Voir son échec à côté de sa réussite, si proches l'un de l'autre, se touchant presque du doigt, ça l'avait rendu fou. Ça le perturbait de plus en plus de voir ce livre, si beau, cette partie si lumineuse de sa vie, si pleine de promesses, de possibilités. Il ne supportait plus de le regarder, de juste poser les yeux dessus. De voir rien que la couverture, son nom gravé. Il était devenu une source d'angoisse intarissable, une croix à porter. Le souvenir de ce qu'il avait sans doute fait de mieux. Ce qu'il serait incapable de refaire.
Il avait l'impression qu'il le narguait plus qu'autre chose, qu'il le regardait de haut, le jugeait, et qu'il lui tirait la langue, se moquait de lui, lui faisant comprendre dans le plus épais des silences qu'il n'y arriverait plus jamais.
Que c'était fini pour lui.
Que peut-être il ne méritait pas tant que ça ce qui lui était arrivé.
Que ça n'avait été qu'un coup de chance finalement.
Alors il l'avait rangé avec les autres exemplaires, ses clones qui dormaient au grenier, et ne l'avait plus jamais sorti.
Et, éventuellement, il avait écrit son deuxième livre.
Puis un troisième.
Mais il n'avait plus jamais éprouvé ce qui l'avait traversé lorsque qu'il avait signé son premier contrat et que son premier roman avait été publié. Ni joie intense, ni satisfaction, cette brûlure dans ses veines, cet éveil, à peine le soulagement d'avoir réussi, d'avoir posé un point final. À peine la satisfaction de la conclusion, le résultat au creux de ses mains. Il n'avait rien ressenti de tout ça, juste un vide un peu plus grand, il avait eu peur de ne plus jamais le ressentir et cette peur était toujours aussi vive aujourd'hui.

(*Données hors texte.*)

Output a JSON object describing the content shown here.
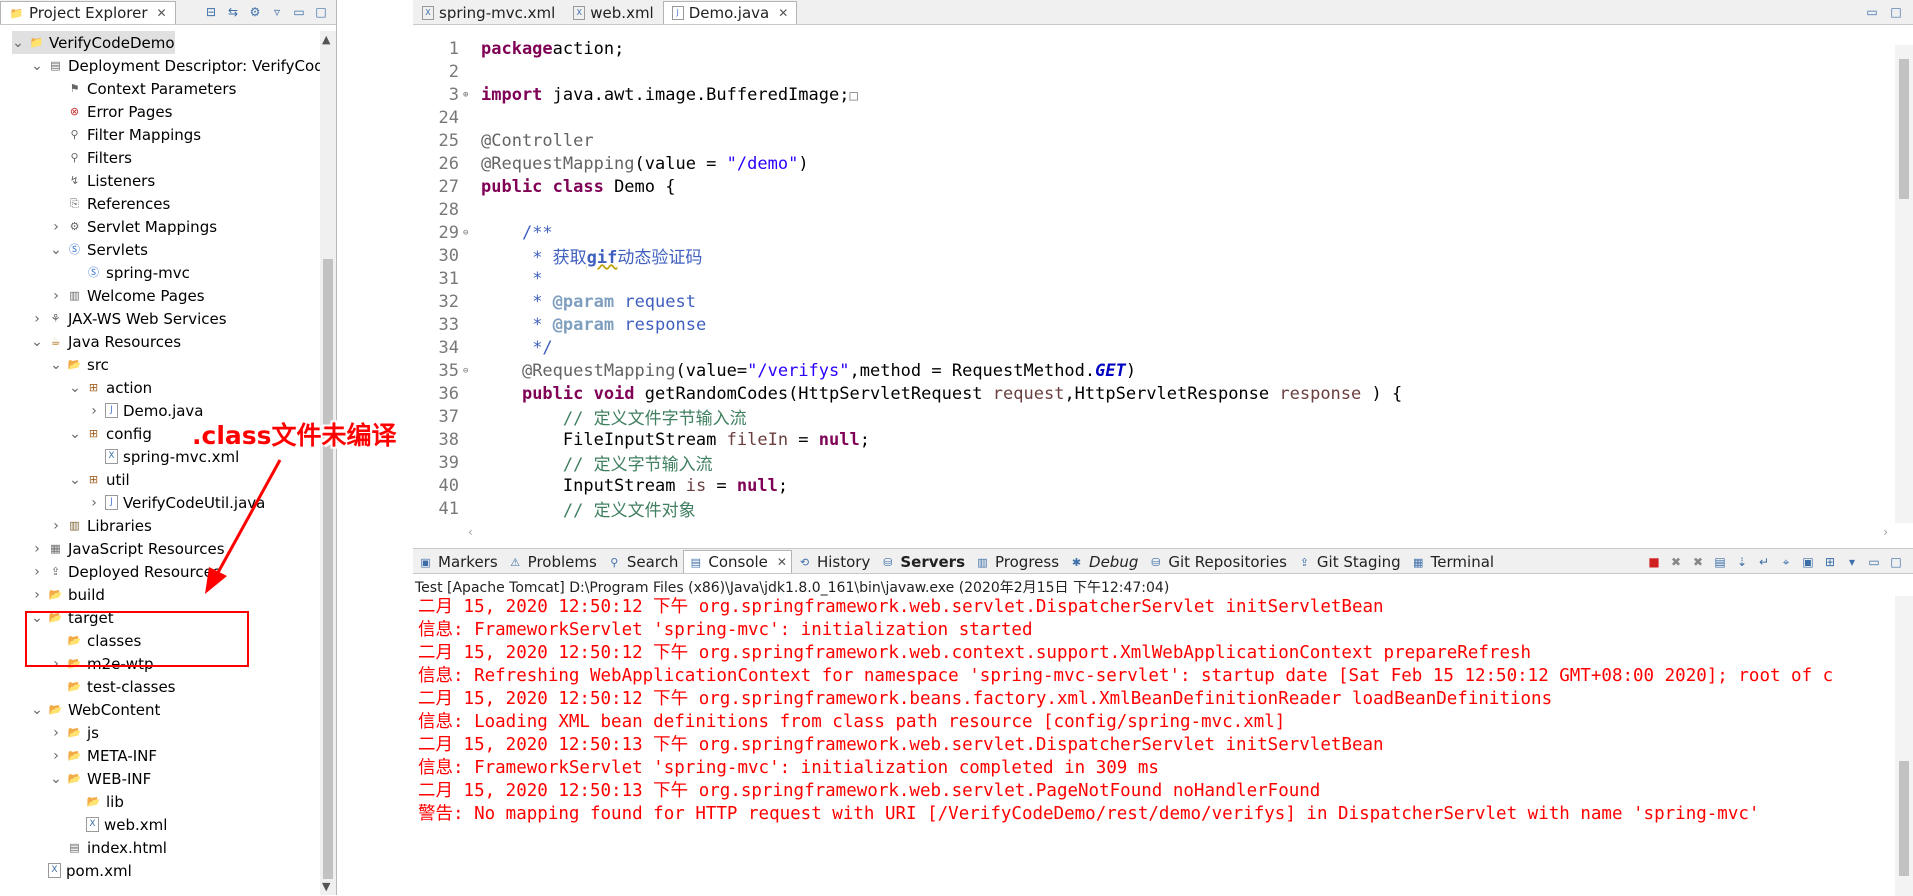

Car ça semblait si loin de lui, totalement hors de sa portée, c'était au bout de ses doigts pourtant. Ce sentiment si serein d'accomplissement, de bonheur, de plaisir, de fierté, de se sentir un peu doué malgré tout. De plaire, d'être aimé. Cette impression d'être validé, d'avoir trouvé sa place, de s'être fait une place, qu'il ne pouvait être nulle part ailleurs, d'avoir trouvé un but, une inspiration. Une vie qui lui correspondait, une vie passionnante. Quelque chose à faire, quelque chose à vivre. Et cet amour incroyable pour les mots.
Il avait eu un frisson indescriptible à la sortie de son premier livre, une excitation, une hâte sans nom. Une élévation. Il avait cru ressentir ce même frisson lorsqu'il avait écrit le mot final du troisième, puis lorsqu'il avait été publié, la couverture et son nom gravé dessus. Il y avait cru, il avait été secoué d'une telle bouffée de vie, le cœur et le corps libérés de leur état léthargique. Pendant tout le temps de l'écriture, il y avait cru, il s'était donné plus de temps pour y croire. Son nouvel agent lui aussi y avait cru. Khai l'avait encouragé, accompagné et avait partagé cet engouement nouveau, cet engouement qui faisait si plaisir à voir, qui lui avait rendu le Taehyung qu'il avait connu et qu'il avait vu sombrer l'année précédente. Ainsi, il avait repris un peu confiance. Il s'était dit que cette fois ce serait différent et il avait aimé ce qu'il avait écrit, ce qui n'avait pas été le cas pendant si longtemps, pendant toute la construction de son deuxième roman et l'année qui avait suivi sa parution. Pour la première fois depuis longtemps, il avait eu la sensation de s'être retrouvé un peu, d'avoir retrouvé son identité, son style, sa voix, de n'avoir rien forcé. D'avoir été sincère. D'avoir été lui-même. Il ne s'était pas occupé des tendances, des chiffres, des attentes de son éditeur, du public. Il avait ignoré les nouvelles sorties ou ce que faisaient les autres écrivains, il s'était déconnecté de tous les réseaux sociaux, son téléphone presque continuellement éteint, hors service.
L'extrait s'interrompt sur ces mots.